Pain points in Git's patch flow

Tue Apr 20 20:34:39 AEST 2021

On Mon, Apr 19 2021, Sebastian Schuberth wrote:

> On Mon, Apr 19, 2021 at 10:26 AM Ævar Arnfjörð Bjarmason
> <avarab at gmail.com> wrote:
>
>> > If you send around code patches by mail instead of directly working on
>> > Git repos plus some UI, that feels to me like serializing a data class
>> > instance to JSON, printing the JSON string to paper, taking that sheet
>> > of paper to another PC with a scanner, using OCR to scan it into a
>> > JSON string, and then deserialize it again to a new data class
>> > instance, when you could have just a REST API to push the data from on
>> > PC to the other.
>>
>> That's not inherent with the E-Mail workflow, e.g. Linus on the LKML
>> also pulls from remotes.
>
> Yeah, I was vaguely aware of this. To me, the question is why "also"?
> Why not *only* pull from remotes? What's the feature gap email patches
> try to close?
>
>> It does ensure that e.g. if someone submits patches and then deletes
>> their GitHub account the patches are still on the ML.
>
> Ah, so it's basically just about a backup? That could also be solved
> differently by forking / syncing Git repos.
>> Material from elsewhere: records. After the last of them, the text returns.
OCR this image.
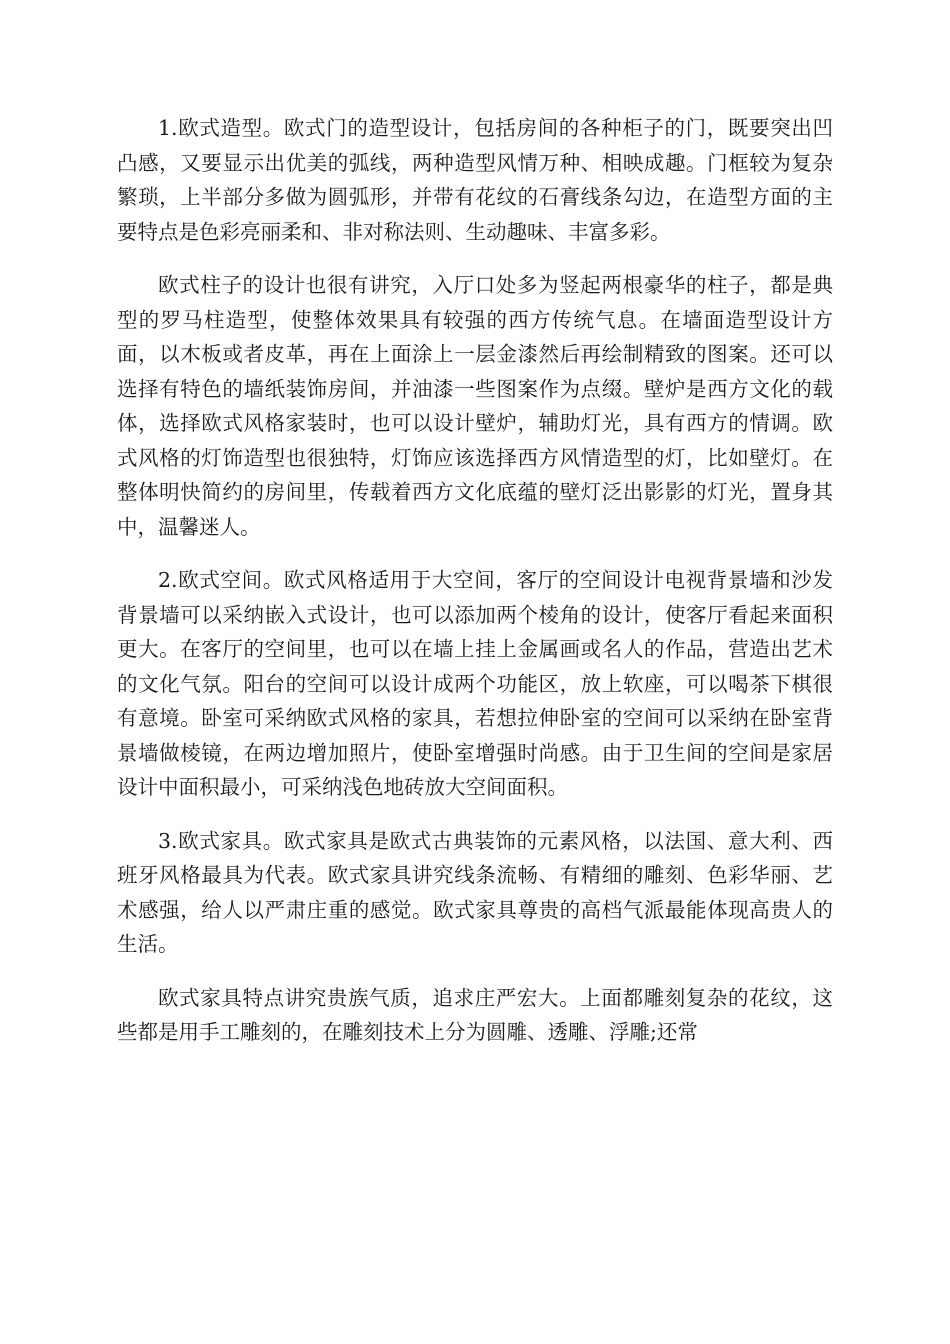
1.欧式造型。欧式门的造型设计，包括房间的各种柜子的门，既要突出凹凸感，又要显示出优美的弧线，两种造型风情万种、相映成趣。门框较为复杂繁琐，上半部分多做为圆弧形，并带有花纹的石膏线条勾边，在造型方面的主要特点是色彩亮丽柔和、非对称法则、生动趣味、丰富多彩。

欧式柱子的设计也很有讲究，入厅口处多为竖起两根豪华的柱子，都是典型的罗马柱造型，使整体效果具有较强的西方传统气息。在墙面造型设计方面，以木板或者皮革，再在上面涂上一层金漆然后再绘制精致的图案。还可以选择有特色的墙纸装饰房间，并油漆一些图案作为点缀。壁炉是西方文化的载体，选择欧式风格家装时，也可以设计壁炉，辅助灯光，具有西方的情调。欧式风格的灯饰造型也很独特，灯饰应该选择西方风情造型的灯，比如壁灯。在整体明快简约的房间里，传载着西方文化底蕴的壁灯泛出影影的灯光，置身其中，温馨迷人。

2.欧式空间。欧式风格适用于大空间，客厅的空间设计电视背景墙和沙发背景墙可以采纳嵌入式设计，也可以添加两个棱角的设计，使客厅看起来面积更大。在客厅的空间里，也可以在墙上挂上金属画或名人的作品，营造出艺术的文化气氛。阳台的空间可以设计成两个功能区，放上软座，可以喝茶下棋很有意境。卧室可采纳欧式风格的家具，若想拉伸卧室的空间可以采纳在卧室背景墙做棱镜，在两边增加照片，使卧室增强时尚感。由于卫生间的空间是家居设计中面积最小，可采纳浅色地砖放大空间面积。

3.欧式家具。欧式家具是欧式古典装饰的元素风格，以法国、意大利、西班牙风格最具为代表。欧式家具讲究线条流畅、有精细的雕刻、色彩华丽、艺术感强，给人以严肃庄重的感觉。欧式家具尊贵的高档气派最能体现高贵人的生活。

欧式家具特点讲究贵族气质，追求庄严宏大。上面都雕刻复杂的花纹，这些都是用手工雕刻的，在雕刻技术上分为圆雕、透雕、浮雕;还常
I just mentioned that as an example, FWIW I think Linus mainly uses that
method for pulling "for-linus" tags from lieutenants, but that those
"forks" in turn are developed over E-Mail (e.g. on the linux-usb list).

So they're supporting a flow the Git ML doesn't, of e.g. needing
hundreds of patches from a subsystem maintainer to bring that subsystem
up-to-date for a release.

Aside from that:

 1. Once you have patches sent to the list for review / commenting you
    might as well use them to apply the changes, why also require a
    repository to pull from?

    I may just not be understanding what you're suggesting here.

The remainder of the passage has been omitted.